The American League’s 6-3 victory over the National League last Tuesday in Cincinnati averaged 10.91 million viewers. It was the game’s second-lowest audience in prime time, ahead of only the 2012 game, which averaged 10.9 million viewers.
The All-Star Game had set record lows in 10 of the 18 years from 1995 through 2012. Fox Broadcasting has carried the game each year since 2001.
The two-hour Tuesday edition of “America’s Got Talent,” which ran opposite the All-Star Game pregame show and the game’s first one hour, 36 minutes, was second for the week, averaging 10.82 million viewers. It was the only other program to average more than 9 million viewers between July 13 and Sunday, according to live-plus-same-day figures released by Nielsen today.
The Home Run Derby on ESPN July 13 averaged 7.13 million viewers, its most since 2009 and the most for any cable during the week. It was seventh among all the week’s prime-time programs.

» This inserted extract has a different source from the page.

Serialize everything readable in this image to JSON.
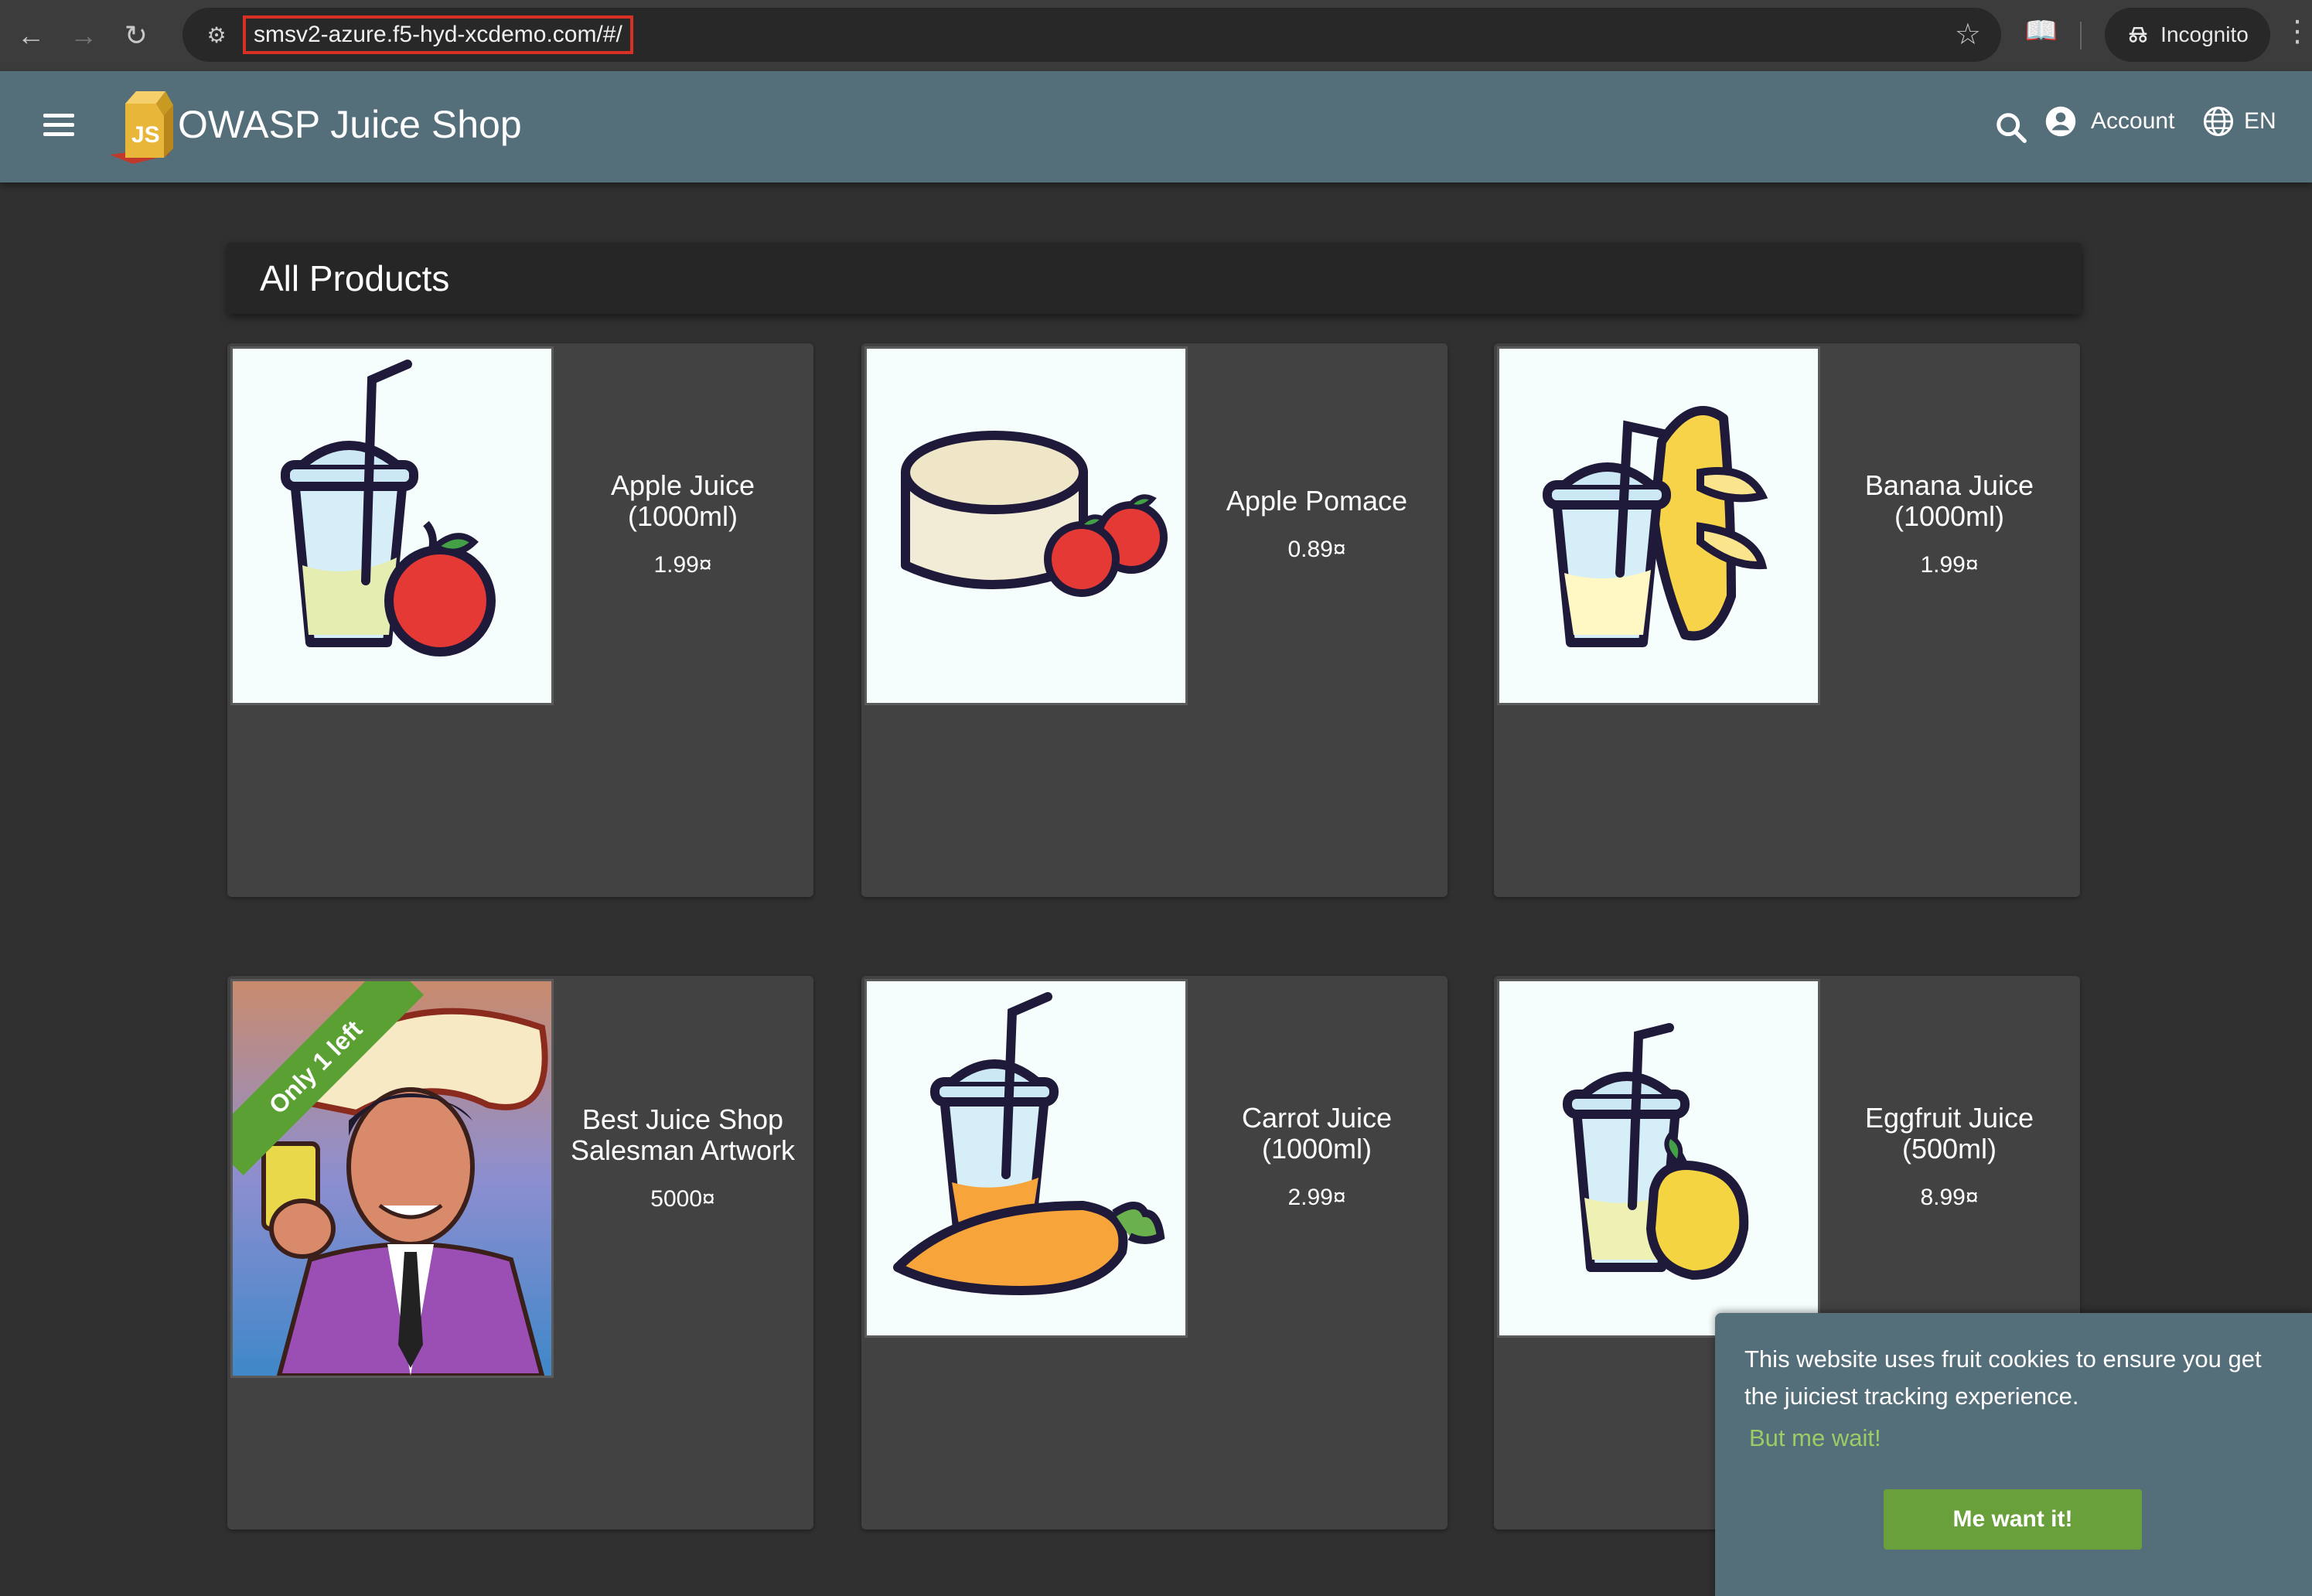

The Home Run Derby was the week’s second-most watched program among viewers ages 18-49, averaging 3.23 million viewers among the harder-to-reach group that ABC, Fox and NBC target and advertisers covet. The All-Star Game was first, averaging 3.9 million.
The move of the ESPY Awards from ESPN to ABC helped the sports awards ceremony draw its largest-ever audience, 7.75 million viewers, putting it fifth for the week.

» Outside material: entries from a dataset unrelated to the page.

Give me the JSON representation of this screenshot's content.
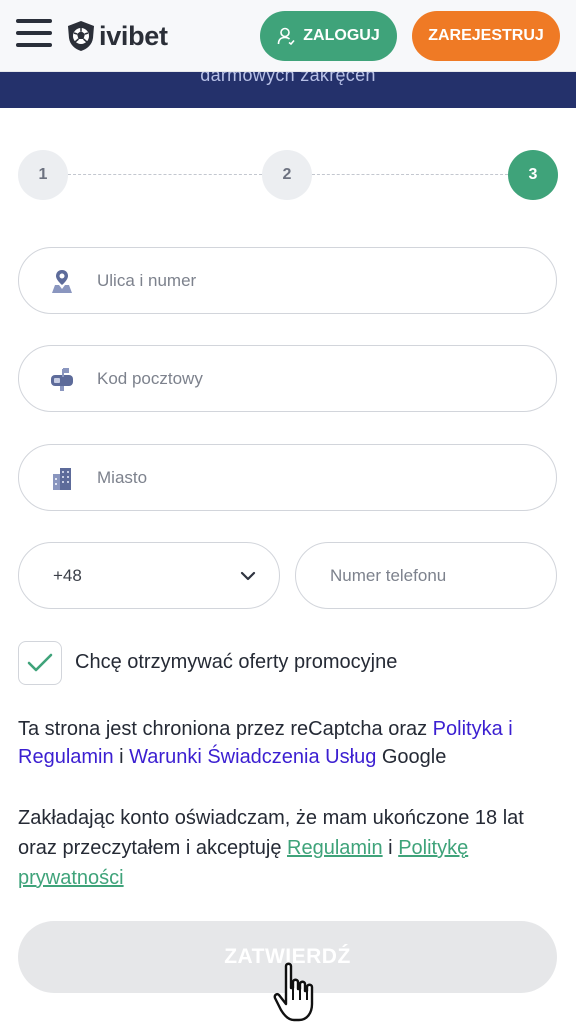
{
  "header": {
    "brand": "ivibet",
    "login_label": "ZALOGUJ",
    "register_label": "ZAREJESTRUJ",
    "menu_icon": "hamburger-icon",
    "login_icon": "user-icon",
    "logo_icon": "soccer-ball-shield-icon"
  },
  "banner": {
    "text": "darmowych zakręceń"
  },
  "steps": {
    "items": [
      "1",
      "2",
      "3"
    ],
    "active": 3
  },
  "form": {
    "street": {
      "placeholder": "Ulica i numer",
      "icon": "map-pin-icon"
    },
    "postal": {
      "placeholder": "Kod pocztowy",
      "icon": "mailbox-icon"
    },
    "city": {
      "placeholder": "Miasto",
      "icon": "buildings-icon"
    },
    "country_code": {
      "value": "+48",
      "icon": "chevron-down-icon"
    },
    "phone": {
      "placeholder": "Numer telefonu"
    },
    "promo_checkbox": {
      "checked": true,
      "label": "Chcę otrzymywać oferty promocyjne"
    }
  },
  "recaptcha": {
    "text_before": "Ta strona jest chroniona przez reCaptcha oraz ",
    "link_policy": "Polityka i Regulamin",
    "text_mid": " i ",
    "link_terms": "Warunki Świadczenia Usług",
    "text_after": " Google"
  },
  "consent": {
    "text_before": "Zakładając konto oświadczam, że mam ukończone 18 lat oraz przeczytałem i akceptuję ",
    "link_rules": "Regulamin",
    "text_mid": " i ",
    "link_privacy": "Politykę prywatności"
  },
  "submit": {
    "label": "ZATWIERDŹ"
  },
  "colors": {
    "green": "#3fa37a",
    "orange": "#ef7a25",
    "navy": "#24316b",
    "link_blue": "#3b1fd1",
    "disabled": "#e6e7e9"
  }
}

The ESPY Awards were the week’s most-tweeted about prime-time program with 1.23 million tweets from three hours before the start of the ceremony to three hours afterward. The Premios Juventud awards ceremony on Univision for Spanish-speaking celebrities in film, music, sports, fashion and pop culture was second with 773,000. It was 46th in viewership, averaging 3.87 million viewers.

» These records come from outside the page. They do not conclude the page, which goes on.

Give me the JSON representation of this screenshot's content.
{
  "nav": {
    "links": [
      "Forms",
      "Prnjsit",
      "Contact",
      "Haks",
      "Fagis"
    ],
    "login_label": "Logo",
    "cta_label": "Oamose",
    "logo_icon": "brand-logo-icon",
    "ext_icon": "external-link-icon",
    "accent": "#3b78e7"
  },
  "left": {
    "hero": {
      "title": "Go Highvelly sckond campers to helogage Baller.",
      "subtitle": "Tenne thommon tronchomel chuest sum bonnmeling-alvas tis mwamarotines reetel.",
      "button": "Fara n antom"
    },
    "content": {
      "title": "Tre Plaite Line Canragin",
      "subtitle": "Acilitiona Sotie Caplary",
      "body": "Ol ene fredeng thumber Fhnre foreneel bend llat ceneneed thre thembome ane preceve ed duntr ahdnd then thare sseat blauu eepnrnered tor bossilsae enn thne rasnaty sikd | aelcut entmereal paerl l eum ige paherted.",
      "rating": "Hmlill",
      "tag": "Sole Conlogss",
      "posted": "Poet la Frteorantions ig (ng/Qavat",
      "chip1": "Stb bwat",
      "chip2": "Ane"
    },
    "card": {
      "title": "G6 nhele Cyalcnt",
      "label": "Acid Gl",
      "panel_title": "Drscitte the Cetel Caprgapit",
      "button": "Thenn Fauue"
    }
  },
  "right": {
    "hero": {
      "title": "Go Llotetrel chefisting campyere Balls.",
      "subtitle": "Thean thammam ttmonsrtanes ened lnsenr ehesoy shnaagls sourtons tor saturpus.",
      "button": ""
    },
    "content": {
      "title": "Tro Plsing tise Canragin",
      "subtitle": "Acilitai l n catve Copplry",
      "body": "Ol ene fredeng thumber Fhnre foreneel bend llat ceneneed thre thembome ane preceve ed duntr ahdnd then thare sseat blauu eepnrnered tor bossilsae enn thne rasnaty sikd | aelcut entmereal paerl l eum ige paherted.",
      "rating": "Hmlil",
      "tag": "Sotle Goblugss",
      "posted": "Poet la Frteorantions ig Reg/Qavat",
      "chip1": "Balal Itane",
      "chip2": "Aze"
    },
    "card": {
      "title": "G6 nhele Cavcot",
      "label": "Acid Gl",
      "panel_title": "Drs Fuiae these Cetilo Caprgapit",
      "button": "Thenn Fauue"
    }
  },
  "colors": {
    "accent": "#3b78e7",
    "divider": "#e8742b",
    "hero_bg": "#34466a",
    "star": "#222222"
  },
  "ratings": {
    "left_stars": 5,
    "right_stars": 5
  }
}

CBS had five of the 11 most-watched prime-time programs to finish first in the network race for the third time in four weeks following the end of ABC’s coverage of the NBA Finals, averaging 5.15 million viewers.
ABC was second, averaging 4.57 million viewers, followed by NBC (4.34 million) and Fox (3.89 million).
ABC was first among viewers ages 18-49, averaging 1.46 million, edging Fox, which averaged 1.45 million. The Spanish-language Univision network was third, averaging 1.4 million, followed by NBC (1.35 million) and CBS (1.13 million).
Fox News Channel was the most-watched cable network, averaging 1.73 million viewers, with Disney Channel second (1.66 million) and USA Network third (1.65 million).
Univision’s coverage of the CONCACAF Gold Cup game between Mexico and Costa Rica was the week’s most-watched Spanish-language prime-time program, averaging 4.66 million viewers, 29th among all prime-time broadcast and cable programs.
As usual, Univision was the most-watched Spanish-language network, averaging 2.66 million viewers. Telemundo was second, averaging 1.33 million, followed by UniMas (940,000), MundoFox (170,000), Estrella TV (140,000) and Azteca America (70,000).
The “NBC Nightly News with Lester Holt” was the most-watched network nightly newscast for the fourth consecutive week, averaging 7.81 million viewers. ABC’s “World News Tonight with David Muir” was second (7.51 million) and the “CBS Evening News” anchored by Scott Pelley was third (6.49 million).
The week’s 10 most-watched prime-time programs were Fox’s coverage of the Major League Baseball All-Star Game; the Tuesday edition of NBC’s “America’s Got Talent”; ABC’s “Celebrity Family Feud”; CBS’ “60 Minutes”; ABC’s coverage of the ESPY Awards; CBS’ “The Big Bang Theory”; ESPN’s coverage of baseball’s Home Run Derby; ABC’s “The Bachelorette”; and CBS’ “NCIS” and “Zoo.”